Thanks to all for the information so far, but I have done what has been suggested and I am still getting the same memory leak. What do you suggest now? I am still mightly confused.

Regards

Chad
Well,

I think I just figured out my issue. I was making a call like so

ZeroMemory( &sound, sizeof( Sound ) );

in my LoadSound function. That turned out to be bad news. I made the changes to the orginal post to reflect this, and am now going to do some testing to insure this is correct.

Thanks for the info so far. I will report back with the results.

Chad
The exact leak being shown looks to be impossible unless you're doing something nasty/funky with a custom copy constructor for Sound such as a blind memcpy or similar -- and even then, the exact symptoms don't match up with what I'd expect.

My best guess is that it's misreporting and that the real leak is because Audio (and by extension the Sounds it contains in m_sounds) isn't or hasn't been destroyed when you call _CrtDumpMemoryLeaks.

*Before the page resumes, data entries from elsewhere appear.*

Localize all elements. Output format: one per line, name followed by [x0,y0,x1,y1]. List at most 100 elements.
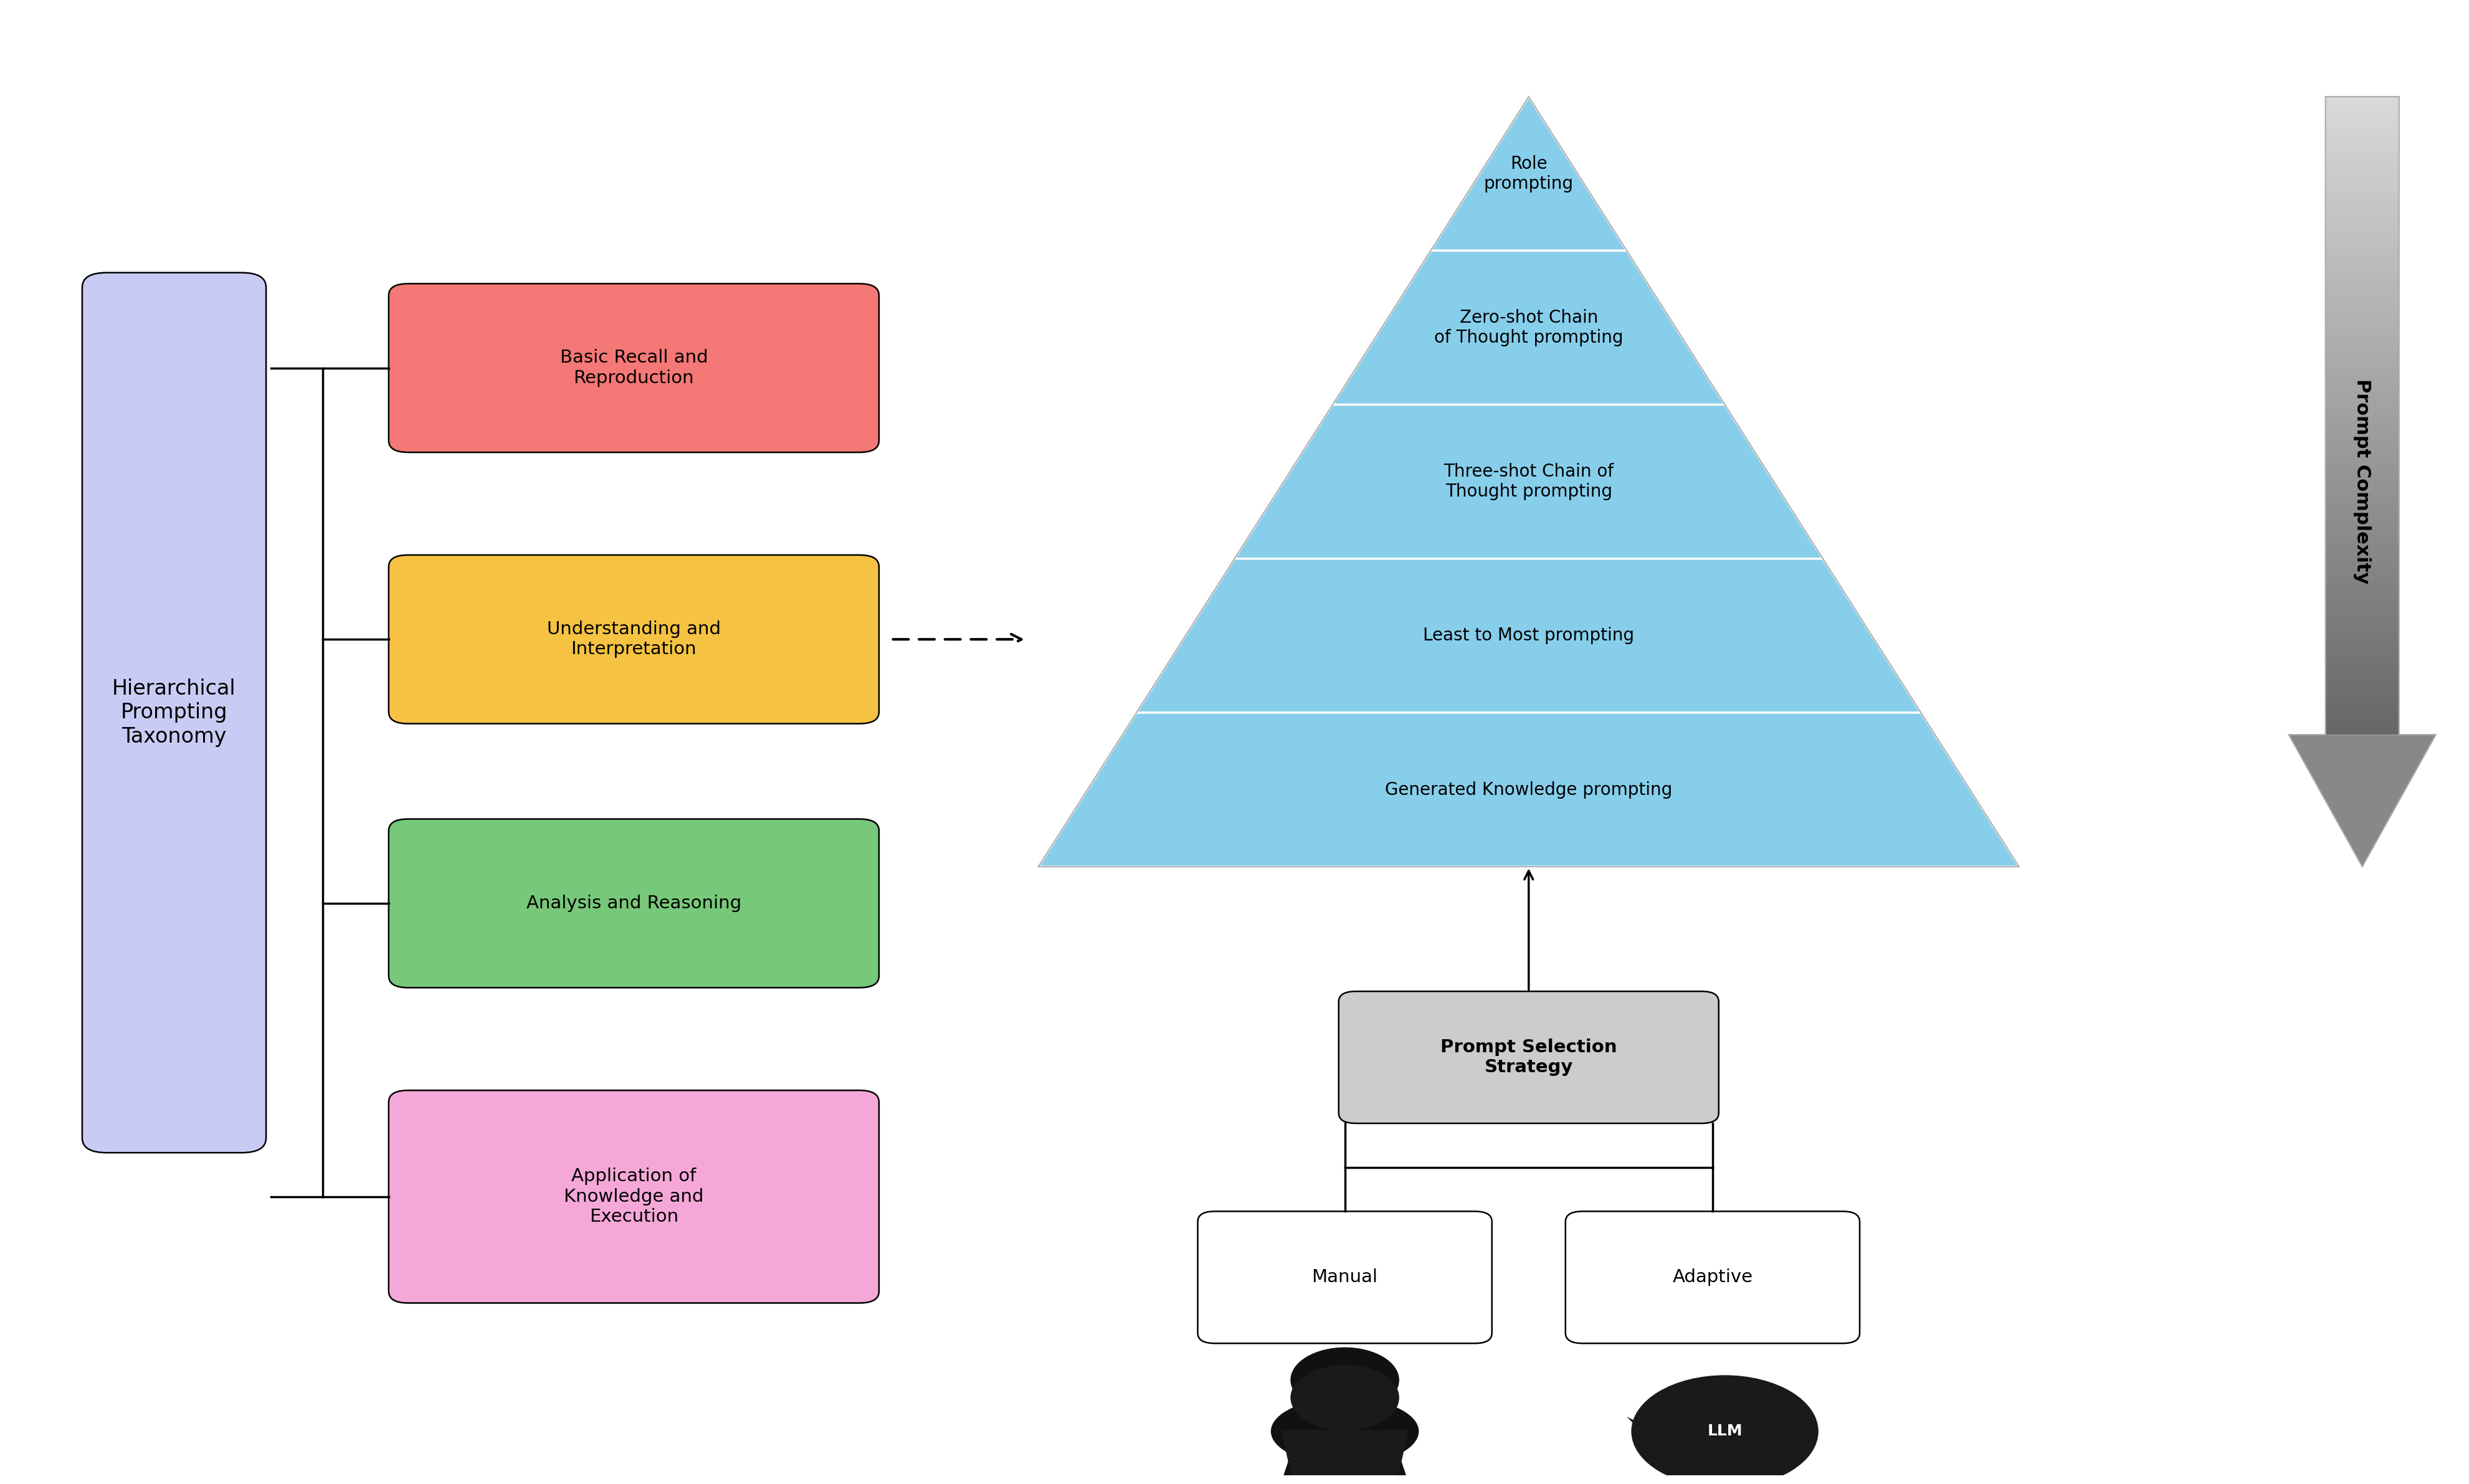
Polygon shape [2326,429,2400,435]
Polygon shape [1136,558,1921,712]
Polygon shape [2326,709,2400,715]
Polygon shape [2326,640,2400,646]
Polygon shape [2326,307,2400,313]
Polygon shape [2326,620,2400,626]
Polygon shape [1234,405,1822,558]
Polygon shape [2326,212,2400,218]
Polygon shape [2326,537,2400,543]
Polygon shape [2326,263,2400,269]
Polygon shape [2326,703,2400,709]
Polygon shape [2326,626,2400,632]
Polygon shape [2326,466,2400,473]
Polygon shape [2326,588,2400,594]
Polygon shape [2326,326,2400,332]
Polygon shape [2326,441,2400,448]
Polygon shape [2326,479,2400,485]
FancyBboxPatch shape [388,283,879,453]
Polygon shape [2326,729,2400,735]
Polygon shape [2326,505,2400,512]
Polygon shape [2326,390,2400,396]
Polygon shape [2326,332,2400,340]
Polygon shape [2326,677,2400,684]
Text: LLM: LLM [1706,1423,1743,1439]
Polygon shape [2326,321,2400,326]
Polygon shape [2326,562,2400,568]
Polygon shape [2326,421,2400,429]
Polygon shape [2326,396,2400,402]
Circle shape [1632,1376,1817,1484]
Polygon shape [1627,1417,1738,1480]
Polygon shape [2326,671,2400,677]
Text: Role
prompting: Role prompting [1484,154,1573,193]
Polygon shape [2326,186,2400,193]
Polygon shape [2326,651,2400,657]
Polygon shape [2326,613,2400,620]
Text: Hierarchical
Prompting
Taxonomy: Hierarchical Prompting Taxonomy [111,678,237,746]
Polygon shape [2326,402,2400,410]
Text: Least to Most prompting: Least to Most prompting [1422,626,1634,644]
Polygon shape [2326,594,2400,601]
Text: Prompt Complexity: Prompt Complexity [2353,378,2370,585]
Polygon shape [2326,556,2400,562]
Polygon shape [2326,460,2400,466]
Polygon shape [2326,607,2400,613]
Polygon shape [2326,205,2400,212]
Polygon shape [2326,384,2400,390]
Ellipse shape [1272,1398,1417,1465]
Polygon shape [2326,518,2400,524]
Polygon shape [2326,243,2400,249]
Polygon shape [2326,96,2400,102]
Polygon shape [2326,135,2400,141]
Polygon shape [2326,313,2400,321]
Text: Adaptive: Adaptive [1672,1269,1753,1287]
Polygon shape [2326,601,2400,607]
Polygon shape [2326,377,2400,384]
Polygon shape [2326,352,2400,358]
Polygon shape [2326,721,2400,729]
Polygon shape [2326,340,2400,346]
Polygon shape [2326,543,2400,549]
Polygon shape [2326,288,2400,294]
Polygon shape [2326,632,2400,640]
Polygon shape [2326,448,2400,454]
Polygon shape [2326,493,2400,499]
Polygon shape [2289,735,2437,867]
Text: Manual: Manual [1311,1269,1378,1287]
Polygon shape [2326,193,2400,199]
Polygon shape [1039,712,2020,867]
Polygon shape [2326,530,2400,537]
Text: Analysis and Reasoning: Analysis and Reasoning [526,895,741,913]
Polygon shape [2326,116,2400,122]
Polygon shape [2326,646,2400,651]
Polygon shape [2326,696,2400,703]
Polygon shape [2326,690,2400,696]
Polygon shape [2326,294,2400,301]
FancyBboxPatch shape [1338,991,1718,1123]
Polygon shape [1333,251,1726,405]
Polygon shape [2326,199,2400,205]
Polygon shape [2326,166,2400,174]
Polygon shape [2326,454,2400,460]
FancyBboxPatch shape [81,273,267,1153]
Polygon shape [2326,657,2400,665]
Polygon shape [2326,499,2400,505]
Polygon shape [2326,237,2400,243]
Polygon shape [1430,96,1627,251]
Polygon shape [2326,230,2400,237]
Polygon shape [2326,257,2400,263]
Polygon shape [2326,110,2400,116]
FancyBboxPatch shape [1565,1211,1859,1343]
Polygon shape [2326,512,2400,518]
Polygon shape [2326,276,2400,282]
Polygon shape [2326,568,2400,576]
PathPatch shape [1281,1431,1410,1484]
Polygon shape [2326,576,2400,582]
FancyBboxPatch shape [388,819,879,988]
Polygon shape [2326,269,2400,276]
Text: Three-shot Chain of
Thought prompting: Three-shot Chain of Thought prompting [1444,463,1615,500]
Circle shape [1291,1347,1400,1413]
Text: Generated Knowledge prompting: Generated Knowledge prompting [1385,781,1672,798]
Polygon shape [2326,154,2400,160]
Polygon shape [2326,122,2400,129]
Polygon shape [1276,1453,1412,1484]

Assuming you create Application inside of WinMain, fixing the apparent leak may be as simple as restructing it to be something like:

int WinMain(HINSTANCE * hInstance, HINSTANCE * hPrevInstance, char * lpCmdLine, int nShowCmd) {    // ...    {        Application app;        app.InitializeEngine(...);    }    _CrtDumpMemoryLeaks(...);    return 0;}

The extra curley braces means app goes out of scope and gets destroyed before you dump the memory leaks. If this doesn't help / doesn't seem to be it, I'd recommend posting the entire source for Sound and Wave.
Quote:Original post by chadsxe
Well,

I think I just figured out my issue. I was making a call like so

ZeroMemory( &sound, sizeof( Sound ) );

That wasn't commented out?

Yeah, ZeroMemory is extremely bad mojo. It will trample any memory that's been initialized to anything non-zero in any constructor, so could very easily be it.